Once I liked the way I had it set up I went into Knit From Screen and proceeded to knit the 2 fronts.  DAK's Knit From Screen is great, every row I knew exactly what to do as far as hand manipulation and what to do when I shaped the front V neck and armholes.    Below is a shot of my computer screen showing a sectionI was knitting and at the top right, the whole front piece.  The numbers at the top are telling me that I needed to cast on L 43 and R 44 on my needle bed and I had knitted 18 rows and was now going to knit row 19.  You can see the hand manipulated stitches and below them the needles I needed to do them on.

This vest could have been done without DesignaKnit but honestly, I tried drawing it out on paper and after working with paper and pencil all day I told myself...why am I doing this when I have DAK and can just draw the pattern on it and put the shape over it and knit!    Why did I buy DAK if I'm not going to use it for what it does so well?
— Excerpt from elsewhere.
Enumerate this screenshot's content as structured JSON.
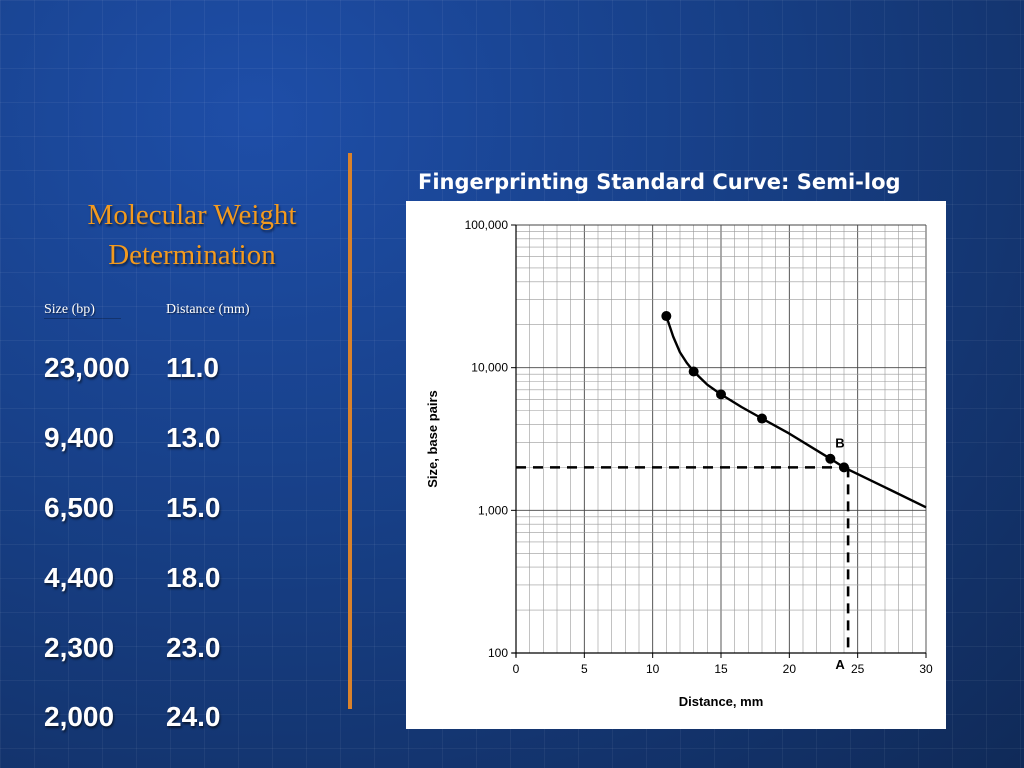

The nice thing is, I have the pattern saved now in my computer and can easily change the gauge if I want to make it again with a different yarn, maybe on a different gauge machine.  I think I'd have to integrate the shape with the stitch pattern though to make sure the pattern is going to work with a different yarn, I was thinking I might like it done with a sports weight yarn on the LK 150 machine.

My friend's vest has flowers embroidered on the blank squares.  I'm seriously thinking of finding a lightweight  embroidery design, maybe something like an outline of a flower and doing that on my blank squares.  I have some solar active embroidery thread and I think it would be fun to use it for the flowers, there's about 5 different colors of thread so each flower would be a different color when I step out in the sun and be white when I'm inside.   Wouldn't that be fun?  Well...if I do that I'm going to try it on a swatch first to make sure it looks like I would want it to look.

If you have DesignaKnit, give hand manipulated stitches a try with yours.   Let me know how it worked for you.